Structuring the work like that helps a lot and shortens the decision-making process. For example, I refrain from using glue in all of my projects and try to keep them as environmentally friendly as possible. If I have built a certain concept around the idea I’m working on, I make a framework around that concept and all decisions need to fit into that frame.

Then … did you say briefly? (laughs) Then it’s time for implementation which often takes a long time. I do tests and prototypes until I reach a solution I am satisfied with. I usually make a lot of paper examples before I start working with the actual materials. Then, when all finally clicks together – aesthetics, form, assembly and usability – you have a prototype that is ready for manufacturing. 

You are also a musician. How does design and music go together?
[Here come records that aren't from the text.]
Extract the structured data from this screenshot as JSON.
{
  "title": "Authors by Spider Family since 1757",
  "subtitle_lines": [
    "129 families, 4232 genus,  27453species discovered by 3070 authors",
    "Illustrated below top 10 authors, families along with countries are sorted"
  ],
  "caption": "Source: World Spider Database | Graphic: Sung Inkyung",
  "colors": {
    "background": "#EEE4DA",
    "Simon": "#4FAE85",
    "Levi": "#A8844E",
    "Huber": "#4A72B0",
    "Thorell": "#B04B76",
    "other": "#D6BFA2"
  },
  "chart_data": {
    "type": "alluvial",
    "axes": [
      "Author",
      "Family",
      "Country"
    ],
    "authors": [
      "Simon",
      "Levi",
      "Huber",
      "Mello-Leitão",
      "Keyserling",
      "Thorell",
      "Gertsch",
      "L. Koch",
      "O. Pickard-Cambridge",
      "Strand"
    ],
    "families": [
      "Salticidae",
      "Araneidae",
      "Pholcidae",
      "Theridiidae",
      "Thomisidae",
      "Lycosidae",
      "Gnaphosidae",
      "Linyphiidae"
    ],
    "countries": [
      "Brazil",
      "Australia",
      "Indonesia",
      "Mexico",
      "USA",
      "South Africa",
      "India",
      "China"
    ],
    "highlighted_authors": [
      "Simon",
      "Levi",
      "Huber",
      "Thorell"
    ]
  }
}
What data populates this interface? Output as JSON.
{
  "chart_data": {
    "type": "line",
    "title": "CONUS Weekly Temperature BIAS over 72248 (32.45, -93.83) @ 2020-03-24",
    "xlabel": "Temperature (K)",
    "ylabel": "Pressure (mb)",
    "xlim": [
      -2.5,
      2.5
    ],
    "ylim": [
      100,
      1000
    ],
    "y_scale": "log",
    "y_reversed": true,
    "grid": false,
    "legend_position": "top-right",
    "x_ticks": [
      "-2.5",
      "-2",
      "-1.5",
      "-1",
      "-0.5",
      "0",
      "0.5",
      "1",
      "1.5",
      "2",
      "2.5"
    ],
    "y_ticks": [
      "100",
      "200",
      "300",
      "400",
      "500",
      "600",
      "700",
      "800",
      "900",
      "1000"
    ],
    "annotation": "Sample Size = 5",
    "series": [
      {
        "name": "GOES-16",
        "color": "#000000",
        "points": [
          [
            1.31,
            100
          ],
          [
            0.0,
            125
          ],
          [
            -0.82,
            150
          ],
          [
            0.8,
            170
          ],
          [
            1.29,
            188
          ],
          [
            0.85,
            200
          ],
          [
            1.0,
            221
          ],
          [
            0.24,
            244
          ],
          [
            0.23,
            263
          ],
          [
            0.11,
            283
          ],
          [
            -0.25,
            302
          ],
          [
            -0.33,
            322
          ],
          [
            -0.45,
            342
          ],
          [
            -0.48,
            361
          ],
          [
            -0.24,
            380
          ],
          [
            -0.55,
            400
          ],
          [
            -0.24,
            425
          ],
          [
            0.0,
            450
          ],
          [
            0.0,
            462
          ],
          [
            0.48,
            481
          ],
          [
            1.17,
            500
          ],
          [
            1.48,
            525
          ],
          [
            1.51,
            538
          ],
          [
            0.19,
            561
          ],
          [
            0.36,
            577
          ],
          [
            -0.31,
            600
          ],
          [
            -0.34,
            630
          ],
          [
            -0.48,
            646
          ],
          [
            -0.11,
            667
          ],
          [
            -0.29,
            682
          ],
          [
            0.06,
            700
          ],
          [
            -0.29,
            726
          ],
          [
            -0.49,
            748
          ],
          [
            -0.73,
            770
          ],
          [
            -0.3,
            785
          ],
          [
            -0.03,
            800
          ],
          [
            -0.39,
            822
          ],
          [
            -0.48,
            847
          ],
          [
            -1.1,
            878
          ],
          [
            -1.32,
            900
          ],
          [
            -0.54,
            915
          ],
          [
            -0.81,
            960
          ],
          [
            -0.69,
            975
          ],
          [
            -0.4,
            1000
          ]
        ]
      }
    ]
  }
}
It actually goes together pretty well. The design work is my day job while the music is more suited for the weekends and evenings. I like to be involved in several things at once, it gives me a chance to take my mind off one project by working on the other. I guess having the freedom to change roles like that is what keeps me going. 

What’s coming up for you?

 In addition to continuing to work on the projects I’m already busy with, I, along with a few other designers, are setting up a multidisciplinary creative studio called Børk (www.bork.is) The graphic designers in this collective premiered their first line on DesignMarch. Then I will be a part of a project on Reykjavík Arts Festival in May which is called Í þínar hendur (In your hands) – an open and interactive arts studio where we will test the possibilities of 3D printing for the design process. 

Apart from that, I’m just going to keep on the same track and continue with my design work.

Jónófón is a flat pack gramophone which the user assembles from scratch, which gives them an understanding of the mechanics at work in the design. It works the same way as a regular gramophone since it has a phonograph cylinder made out of paper which amplifies the sound of the record. The player is mostly made out of paper and plywood.

 

“Jónófón is a flat pack gramophone which the user assembles from scratch, which gives them an understanding of the mechanics at work in the design. It works the same way as a regular gramophone since it has a phonograph cylinder made out of paper which amplifies the sound of the record. The player is mostly made out of paper and plywood.” Photos: Héðinn Eiríksson

Eldleiftur is inspired by a text written in an Icelandic newspaper in 1968 describing the Katla volcanic eruption. Eldleiftur means a bright flash of light.”